Telescopes
Orion XT10i Optical Tube Assembly (OTA)
The XT10i is a Newtonian telescope. The Newtonian telescope is a type of reflecting telescope that was first successfully created by Sir Isaac Newton himself. These telescopes have two mirrors with a parabolic primary mirror and a flat diagonal secondary mirror. When light enters the tube, the light will travel down near the end of the telescope and reflect off the primary mirror. Once the light bounces off the primary mirror, it will travel back towards the opening and reflect off the secondary mirror. Finally, after reflecting off the second mirror, the light is directed out of the focuser from which it can be focused via an eyepiece or camera. The focal length of this OTA is 1200 mm and the diameter is 10 inches (254 mm). This means that the focal ratio (aka f-number or f-stop) is f/4.7 which is considered a fast scope. This Newtonian allows you to see objects with magnitude of about 15 (Magnitudes with human eyes: Little to no light pollution: 6.5, Urban Area: 3 or 4).
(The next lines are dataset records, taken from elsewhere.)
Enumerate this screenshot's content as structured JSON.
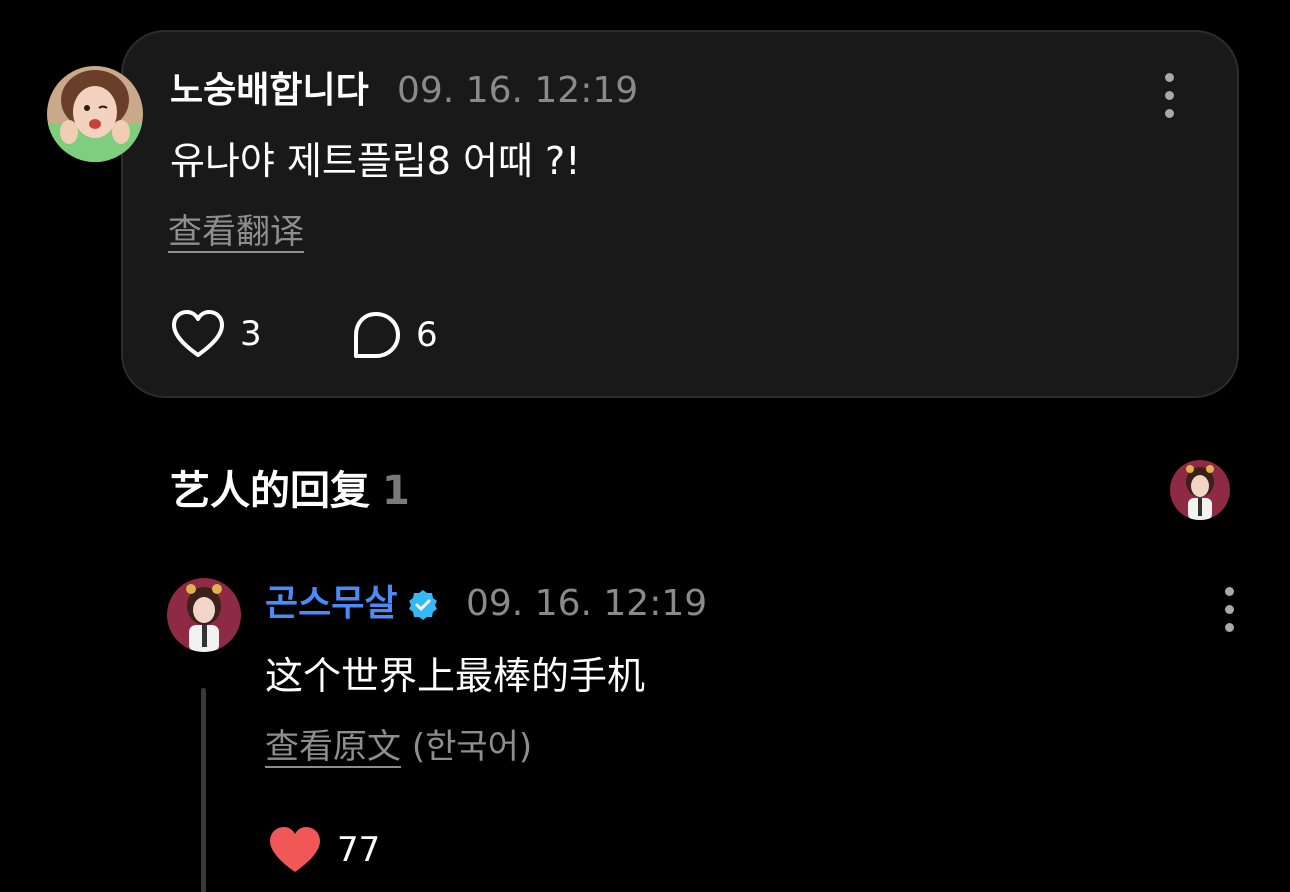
{
  "colors": {
    "background": "#000000",
    "card": "#191919",
    "artist_name": "#4a8cf7",
    "verified_badge": "#35b8f3",
    "liked_heart": "#f25757",
    "muted_text": "#8a8a8a"
  },
  "comment": {
    "username": "노숭배합니다",
    "timestamp": "09. 16. 12:19",
    "text": "유나야 제트플립8 어때 ?!",
    "translate_label": "查看翻译",
    "likes": "3",
    "replies": "6",
    "icons": {
      "like": "heart-outline-icon",
      "reply": "speech-bubble-icon",
      "more": "vertical-dots-icon"
    }
  },
  "artist_replies": {
    "title": "艺人的回复",
    "count": "1",
    "reply": {
      "username": "곤스무살",
      "verified": true,
      "timestamp": "09. 16. 12:19",
      "text": "这个世界上最棒的手机",
      "original_label": "查看原文",
      "original_language": "(한국어)",
      "likes": "77",
      "liked": true
    }
  }
}
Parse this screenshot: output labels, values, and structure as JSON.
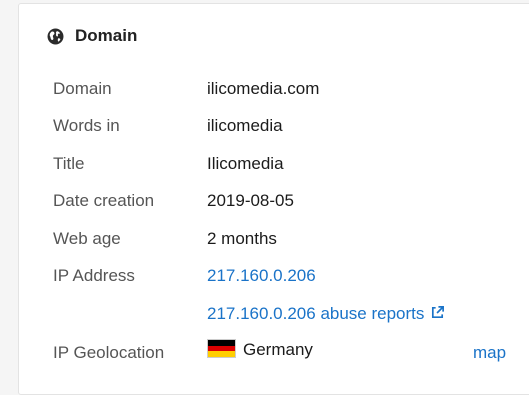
{
  "section": {
    "title": "Domain",
    "icon": "globe-icon"
  },
  "rows": [
    {
      "label": "Domain",
      "value": "ilicomedia.com"
    },
    {
      "label": "Words in",
      "value": "ilicomedia"
    },
    {
      "label": "Title",
      "value": "Ilicomedia"
    },
    {
      "label": "Date creation",
      "value": "2019-08-05"
    },
    {
      "label": "Web age",
      "value": "2 months"
    },
    {
      "label": "IP Address",
      "value": "217.160.0.206"
    }
  ],
  "abuse_link": {
    "text": "217.160.0.206 abuse reports",
    "icon": "external-link-icon"
  },
  "geolocation": {
    "label": "IP Geolocation",
    "country": "Germany",
    "flag_icon": "germany-flag-icon",
    "flag_colors": [
      "#000000",
      "#dd0000",
      "#ffce00"
    ],
    "map_label": "map"
  },
  "colors": {
    "link": "#1a73c8",
    "label": "#555555",
    "text": "#1b1b1b"
  }
}
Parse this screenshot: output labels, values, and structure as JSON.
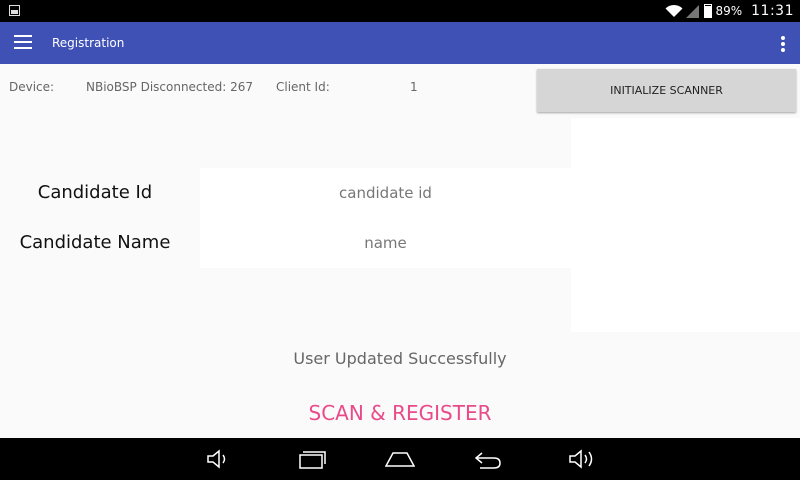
{
  "status_bar": {
    "battery_text": "89%",
    "battery_level": 0.89,
    "time": "11:31"
  },
  "app_bar": {
    "title": "Registration",
    "menu_icon": "hamburger-menu-icon",
    "overflow_icon": "more-vertical-icon",
    "color": "#3f51b5"
  },
  "info": {
    "device_label": "Device:",
    "device_value": "NBioBSP Disconnected: 267",
    "client_label": "Client Id:",
    "client_value": "1"
  },
  "initialize_button": {
    "label": "INITIALIZE SCANNER"
  },
  "form": {
    "candidate_id": {
      "label": "Candidate Id",
      "placeholder": "candidate id",
      "value": ""
    },
    "candidate_name": {
      "label": "Candidate Name",
      "placeholder": "name",
      "value": ""
    }
  },
  "status_message": "User Updated Successfully",
  "scan_button": {
    "label": "SCAN & REGISTER",
    "color": "#e84a8a"
  },
  "nav_bar": {
    "icons": [
      "volume-down-icon",
      "recent-apps-icon",
      "home-icon",
      "back-icon",
      "volume-up-icon"
    ]
  }
}
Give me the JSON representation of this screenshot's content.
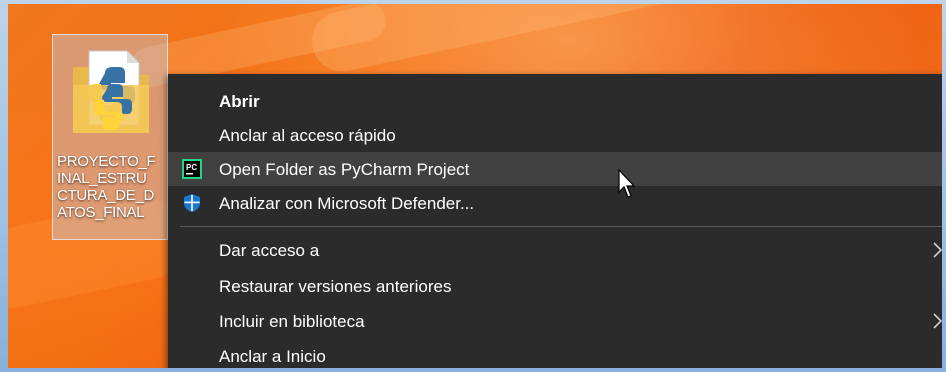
{
  "desktop": {
    "folder_name": "PROYECTO_F\nINAL_ESTRU\nCTURA_DE_D\nATOS_FINAL"
  },
  "context_menu": {
    "items": [
      {
        "label": "Abrir",
        "bold": true
      },
      {
        "label": "Anclar al acceso rápido"
      },
      {
        "label": "Open Folder as PyCharm Project",
        "icon": "pycharm-icon",
        "hovered": true
      },
      {
        "label": "Analizar con Microsoft Defender...",
        "icon": "defender-shield-icon"
      },
      {
        "label": "Dar acceso a",
        "submenu": true
      },
      {
        "label": "Restaurar versiones anteriores"
      },
      {
        "label": "Incluir en biblioteca",
        "submenu": true
      },
      {
        "label": "Anclar a Inicio"
      }
    ]
  },
  "colors": {
    "menu_background": "#2b2b2b",
    "menu_hover": "#414141",
    "wallpaper_accent": "#f46f12",
    "defender_blue": "#1a78d4"
  }
}
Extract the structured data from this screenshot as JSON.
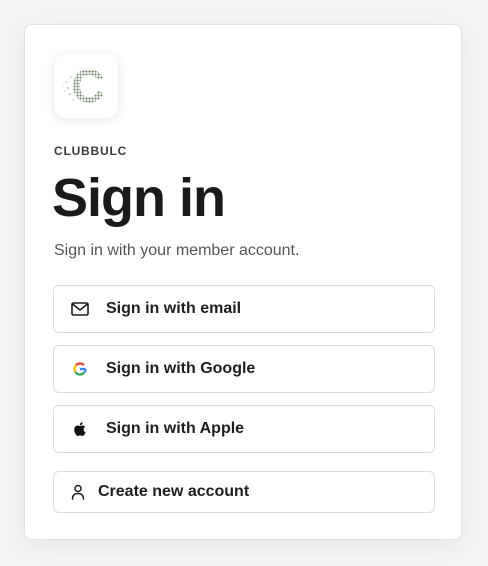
{
  "brand": {
    "name": "CLUBBULC",
    "logo_icon": "clubbulc-logo-icon",
    "logo_letter": "C"
  },
  "page": {
    "title": "Sign in",
    "subtitle": "Sign in with your member account."
  },
  "buttons": [
    {
      "label": "Sign in with email",
      "icon": "mail-icon"
    },
    {
      "label": "Sign in with Google",
      "icon": "google-icon"
    },
    {
      "label": "Sign in with Apple",
      "icon": "apple-icon"
    },
    {
      "label": "Create new account",
      "icon": "user-icon"
    }
  ],
  "colors": {
    "background": "#f4f4f4",
    "card": "#ffffff",
    "border": "#dcdcdc",
    "text": "#1a1a1a",
    "logo_green": "#7a8f74"
  }
}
TPO 8″ Carbon Fiber f/8 Ritchey Chretien OTA
This TPO instrument is a Ritchey Chretien (RC) telescope. The RC telescope is a reflecting telescope similar to the Newtonian design due to using mirrors, but the design of the mirrors and of the telescope are completely different. The mirrors within the RC telescope are hyperbolic and this includes the primary mirror as well as the secondary mirror. Also, due to the compactness of this RC scope, the light traveling in the tube is folded twice. Basically, light enters the tube in the front, hits the primary mirror at the back, bounces towards the front center of the scope where the secondary mirror is located. Then, the light bounces off the secondary mirror to the center of the back of the telescope from which it can be focused via an eyepiece or camera. This compactness allows to have longer focal length telescopes in a smaller package. Telescopes designed in this way are referred to as Cassegrain telescopes. The purpose of the RC design is that it gets rid of some annoying astigmatism from the optics (i.e. coma). Many research based telescopes are RC designed. Probably the most famous RC telescope is the Hubble Telescope!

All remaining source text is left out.